Hinter verschlossenen Türen erwägt die deutsche Bundesregierung derzeit, auf Cyber-Angriffe mit digitalen Gegenschlägen zu reagieren. Die Idee: Mit sogenannten Hackbacks sollen im Ausland stehende Server oder IT-Systeme unbrauchbar gemacht werden, wenn von Ihnen Angriffe ausgehen. Von so einem Gegenschlag könnte eine immense  Signalwirkung ausgehen, und ein ebensolches Eskalationsrisiko.

Abgesehen von den politischen Implikationen gibt es viele Gründe, dass Hackbacks in der Theorie gut klingen, praktisch aber eine schlechte Idee sind.

Erstens können sie leicht zu Kollateralschäden führen. Angreifer nutzen häufig die IT-Systeme Dritter für ihre Attacken. Entweder in Form von gekaperten Computern, die zusammengeschaltet in sogenannten Botnetzen dazu genutzt werden, Webseiten so lange zu überlasten, bis sie komplett ausfallen. Oder als Lagerpunkt, um gestohlene Dokumente zu deponieren.

Ein Hackback würde zwar den Angriff stoppen, könnte dafür aber auch die Systeme Unbeteiligter lahmlegen. Wie problematisch das wäre, zeigt ein aktuelles Beispiel aus Deutschland: Unbestätigten Berichten zufolge wurden die Systeme einer britischen Firma für die Zwischenlagerung von gestohlenen Dokumenten aus dem Bundestag genutzt. Hacker deponierten sie dort nach einem Angriff im Jahr 2015. Ein Gegenangriff hätte in diesem Fall zu einem deutschen Cyberangriff gegen ein unbeteiligtes britisches Unternehmen geführt.

Die Sicherheit von IT-Systemen sollte Vorrang haben

Hackbacks sind zweitens keine gute Idee, weil sie selbst ein Sicherheitsrisiko darstellen. Eine Voraussetzung für den digitalen Gegenschlag ist das Wissen über Schwachstellen in häufig verwendeter Hard- und Software. Diese Schwachstellen werden genutzt, um in fremde Rechner einzudringen und sie auszuschalten. Würde beispielsweise die Bundeswehr mit Angriffen beauftragt, würde sie sicherheitsgefährdende Fehler in Programmcodes für sich behalten und ausnutzen, anstatt Softwarehersteller auf verwundbare Stellen aufmerksam zu machen.
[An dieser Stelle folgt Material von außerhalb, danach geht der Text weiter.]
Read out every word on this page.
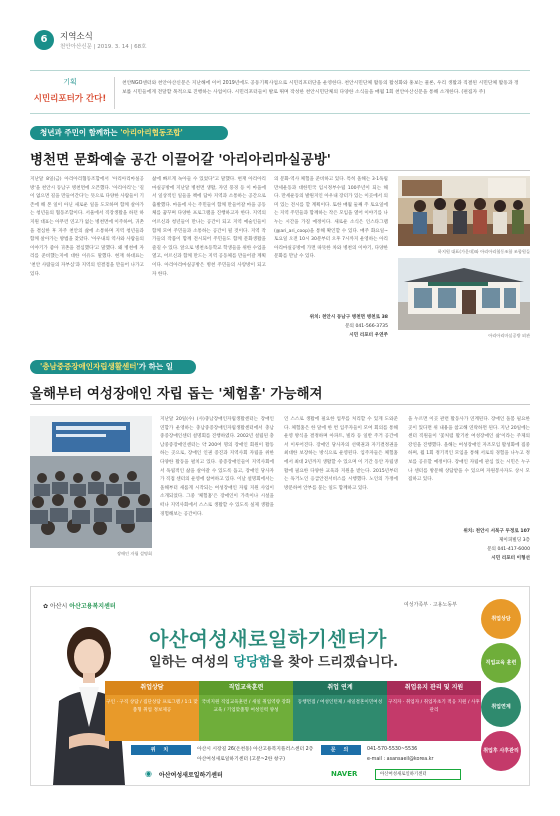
6	지역소식
천안아산신문 | 2019. 3. 14 | 68호
기획
시민리포터가 간다!
천안NGO센터와 천안아산신문은 지난해에 이어 2019년에도 공동기획사업으로 시민리포터단을 운영한다. 천안시민단체 활동의 활성화와 홍보는 물론, 우리 생활과 직결된 시민단체 활동과 정보를 시민들에게 전달할 목적으로 진행하는 사업이다. 시민리포터들이 발로 뛰며 작성한 천안시민단체의 다양한 소식들을 매월 1회 천안아산신문을 통해 소개한다. (편집자 주)
청년과 주민이 함께하는 '아리아리협동조합'
병천면 문화예술 공간 이끌어갈 '아리아리마실공방'
지난달 8일(금) 아리아리협동조합에서 '아리아리마실공방'을 천안시 동남구 병천면에 오픈했다. '아리아리'는 '길이 없으면 길을 만들어간다'는 뜻으로 다양한 사람들이 기존에 해 본 일이 아닌 새로운 일을 도모하며 함께 살아가는 청년들의 협동조합이다. 서울에서 직장생활을 하던 하지원 대표는 아무런 연고가 없는 병천면에 이주하여, 귀촌을 결심한 후 자주 천안의 삶에 소통하며 지역 청년들과 함께 살아가는 방법을 찾았다. '아우내의 역사와 사람들의 이야기가 좋아 귀촌을 결심했다'고 말했다. 왜 병천에 자리를 준비했는지에 대한 이유도 말했다. 현재 하대표는 '천안 사람들의 자부심'과 지역의 연결점을 만들어 나가고 있다.
삶에 빠르게 녹아들 수 있었다"고 말했다. 현재 아리아리마실공방에 지난달 병천면 생활, 자연 풍경 등 이 마을에서 일상적인 일들을 책에 담아 지역과 소통하는 공간으로 출발했다. 마을에 사는 주민들이 함께 만들어갈 마을 공동체를 꿈꾸며 다양한 프로그램을 진행하고자 한다. 지역의 어르신과 청년들이 만나는 공간이 되고 지역 예술인들이 함께 모여 주민들과 소통하는 공간이 될 것이다. 지역 작가들의 작품이 함께 전시되어 주민들도 함께 문화생활을 즐길 수 있다. 앞으로 병천초등학교 학생들을 위한 수업을 열고, 어르신과 함께 만드는 지역 공동체를 만들어갈 계획이다. 아리아리마실공방은 병천 주민들의 사랑방이 되고자 한다.
의 문화·역사 체험을 준비하고 있다. 특히 올해는 3·1독립만세운동과 대한민국 임시정부수립 100주년이 되는 해다. 만세운동의 발원지인 아우내 장터가 있는 이곳에서 의미 있는 전시를 할 계획이다. 또한 매월 둘째 주 토요일에는 지역 주민들과 함께하는 작은 모임을 열어 이야기를 나누는 시간을 가질 예정이다. 새로운 소식은 인스타그램(@ari_ari_coop)을 통해 확인할 수 있다. 매주 화요일~토요일 오전 10시 30분부터 오후 7시까지 운영하는 아리아리마실공방에 가면 따뜻한 차와 병천의 이야기, 다양한 문화를 만날 수 있다.
위치: 천안시 동남구 병천면 병천로 38
문의 041-566-3735
시민 리포터 우연주
하지원 대표(가운데)와 아리아리협동조합 조합원들
아리아리마실공방 외관
'충남중증장애인자립생활센터'가 하는 일
올해부터 여성장애인 자립 돕는 '체험홈' 가능해져
장애인 자립 설명회
지난달 20일(수) (사)충남장애인자립생활센터는 장애인연합가 운영하는 충남중증장애인자립생활센터에서 충남중증장애인센터 설명회를 진행하였다. 2002년 설립된 충남중증장애인센터는 약 200여 명의 장애인 회원이 활동하는 곳으로, 장애인 인권 증진과 지역사회 자립을 위한 다양한 활동을 펼치고 있다. 중증장애인들이 지역사회에서 독립적인 삶을 살아갈 수 있도록 돕고, 장애인 당사자가 직접 센터의 운영에 참여하고 있다. 이날 설명회에서는 올해부터 새롭게 시작되는 여성장애인 자립 지원 사업이 소개되었다. 그중 '체험홈'은 장애인이 가족이나 시설을 떠나 지역사회에서 스스로 생활할 수 있도록 실제 생활을 경험해보는 공간이다.
인 스스로 생활에 필요한 업무를 처리할 수 있게 도와준다. 체험홈은 한 달에 한 번 입주자들이 모여 회의를 통해 운영 방식을 결정하며 아파트, 빌라 등 일반 주거 공간에서 이루어진다. 장애인 당사자의 선택권과 자기결정권을 최대한 보장하는 방식으로 운영된다. 입주자들은 체험홈에서 최대 2년까지 생활할 수 있으며 이 기간 동안 자립생활에 필요한 다양한 교육과 지원을 받는다. 2015년부터는 독거노인 응급안전서비스를 시행했다. 노인의 가정에 방문하여 안부를 묻는 일도 함께하고 있다.
을 누르면 이곳 관련 활동사가 연계된다. 장애인 돌봄 필요한 곳이 있다면 위 내용을 참고해 연락하면 된다. 지난 20일에는 센터 직원들이 '꽃처럼 활기찬 여성장애인 삶'이라는 주제의 강연을 진행했다. 올해는 여성장애인 자조모임 활성화에 집중하며, 월 1회 정기적인 모임을 통해 서로의 경험을 나누고 정보를 공유할 예정이다. 장애인 자립에 관심 있는 시민은 누구나 센터를 방문해 상담받을 수 있으며 자원봉사자도 상시 모집하고 있다.
위치: 천안시 서북구 두정로 107
제이피빌딩 3층
문의 041-417-6000
시민 리포터 이형선
✿ 아산시 아산고용복지센터	여성가족부 · 고용노동부
아산여성새로일하기센터가
일하는 여성의 당당함을 찾아 드리겠습니다.
취업상담
구인 · 구직 상담 / 집단상담 프로그램 / 1:1 맞춤형 취업 정보제공
직업교육훈련
국비지원 직업교육훈련 / 새일 취업역량 강화 교육 / 기업맞춤형 여성인력 양성
취업 연계
동행면접 / 여성인턴제 / 새일결혼이민여성
취업유지 관리 및 지원
구직자 · 취업자 / 취업자초기 적응 지원 / 사후관리
위 치	아산시 시장길 26(온천동) 아산고용복지플러스센터 2층
아산여성새로일하기센터 (고분~2한 창구)
문 의	041-570-5530~5536
e-mail : asansaeil@korea.kr
◉ 아산여성새로일하기센터	NAVER	아산여성새로일하기센터
취업상담
직업교육 훈련
취업연계
취업후 사후관리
Sven Herpig verantwortet den Bereich internationale Cyber-Sicherheitspolitik beim Think Tank Stiftung Neue Verantwortung in Berlin und war zuvor unter anderem beim Bundesamt für Sicherheit in der Informationstechnik beschäftigt. © SNV

Die Sicherheit unserer Netze sollte aber Vorrang vor einem möglichen offensiven Einsatz gegen ein IT-System im Ausland haben. Das Geheimhalten und Ausnutzen von Sicherheitslücken ist zudem gefährlich, weil nie sicher ist, wem die Sicherheitslücke noch bekannt ist oder wer davon erfährt. In den vergangenen zwei Monaten veröffentlichten erst Wikileaks und kurze Zeit später eine Gruppe namens The Shadow Brokers geheimgehaltene Sicherheitslücken und Hacking-Tools der amerikanischen Nachrichtendienste CIA und NSA. Wikileaks und die Hackergruppe waren schon über einen längeren Zeitraum im Besitz dieser Schwachstellen und hätten diese ausnutzen können. Die amerikanischen Geheimdienste dachten ihrerseits, sie seien als einzige im Besitz dieser Informationen gewesen.

Ein drittes wichtiges Argument gegen Hackbacks betrifft den Arbeitsmarkt. Deutsche Unternehmen und Behörden mangelt es an IT-Sicherheitsexperten. Auch weil diese in der Wirtschaft derzeit spektakuläre Gehälter dafür erhalten, Sicherheitslücken zu stopfen. Die öffentliche Verwaltung kann dabei nicht ansatzweise mithalten und ist für junge Menschen ohnehin kein attraktives Arbeitsumfeld. Würden Ministerien nun beginnen, zusätzliche Strukturen für digitale Angriffe aufzubauen, würde die Verteidigung personell noch weiter geschwächt.